Few studies have investigated the effects of various antidiabetic agents on individuals with both type 2 diabetes mellitus (T2DM) and Chronic obstructive pulmonary disease (COPD). This study compared mortality, cardiovascular events and respiratory outcomes in individuals with both T2DM and COPD taking TZD vs. those not taking TZD. From Taiwan's National Health Insurance Research Database, 12 856 propensity-score-matched TZD users and non-users were selected between January 1, 2000, and December 31, 2012. Cox proportional hazards models were used to calculate the risks of investigated outcomes.

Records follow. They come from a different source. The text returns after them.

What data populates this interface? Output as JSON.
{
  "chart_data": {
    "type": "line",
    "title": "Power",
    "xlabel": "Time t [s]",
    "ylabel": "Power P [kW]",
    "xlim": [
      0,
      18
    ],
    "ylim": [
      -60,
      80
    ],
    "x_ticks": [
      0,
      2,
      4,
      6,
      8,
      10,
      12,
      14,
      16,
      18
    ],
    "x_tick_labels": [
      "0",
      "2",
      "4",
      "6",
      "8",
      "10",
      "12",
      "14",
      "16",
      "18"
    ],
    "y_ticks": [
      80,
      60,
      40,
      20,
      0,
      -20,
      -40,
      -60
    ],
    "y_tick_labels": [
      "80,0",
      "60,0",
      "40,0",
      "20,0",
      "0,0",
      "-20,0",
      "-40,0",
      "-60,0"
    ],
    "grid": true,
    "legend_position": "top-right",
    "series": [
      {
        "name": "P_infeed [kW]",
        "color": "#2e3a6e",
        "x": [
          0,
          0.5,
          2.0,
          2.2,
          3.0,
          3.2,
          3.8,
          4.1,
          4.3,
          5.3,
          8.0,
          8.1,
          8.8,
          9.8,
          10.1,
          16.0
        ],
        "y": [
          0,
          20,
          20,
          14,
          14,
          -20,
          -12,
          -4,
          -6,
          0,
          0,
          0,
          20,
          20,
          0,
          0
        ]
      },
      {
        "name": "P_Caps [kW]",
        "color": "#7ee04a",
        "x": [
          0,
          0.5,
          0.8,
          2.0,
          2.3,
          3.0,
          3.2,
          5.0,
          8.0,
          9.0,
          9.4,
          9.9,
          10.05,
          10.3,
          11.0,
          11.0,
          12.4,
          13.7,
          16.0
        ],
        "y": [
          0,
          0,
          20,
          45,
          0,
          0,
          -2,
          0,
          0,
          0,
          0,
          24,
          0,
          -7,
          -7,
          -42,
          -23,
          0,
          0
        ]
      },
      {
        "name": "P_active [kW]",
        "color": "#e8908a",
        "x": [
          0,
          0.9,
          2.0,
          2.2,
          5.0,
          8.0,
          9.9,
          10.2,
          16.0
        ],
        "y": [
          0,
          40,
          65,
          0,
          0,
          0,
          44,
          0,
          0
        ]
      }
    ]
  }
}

Compared with non-use of TZD, the adjusted hazard ratios (95% CI) of TZD use were stroke 1.63 (1.21-2.18), coronary artery disease 1.55 (1.15-2.10), heart failure 1.61 (1.06-2.46), non-invasive positive pressure ventilation 1.82 (1.46-2.27), invasive mechanical ventilation 1.23 (1.09-1.37), bacterial pneumonia 1.55 (1.42-1.70), and lung cancer 1.71 (1.32-2.22), respectively. The stratified analysis disclosed that rosiglitazone, not pioglitazone, was associated with significantly higher risk of major cardiovascular events than TZD non-users. In patients with concomitant T2DM and COPD, TZD use was associated with higher risks of cardiovascular events, ventilation use, pneumonia, and lung cancer. Use of TZD in these patients should be supported by monitoring for cardiovascular and respiratory complications.

Keywords: bacterial pneumonia; coronary artery disease; heart failure; invasive mechanical ventilation; lung cancer; mortality; non-invasive positive pressure ventilation; stroke.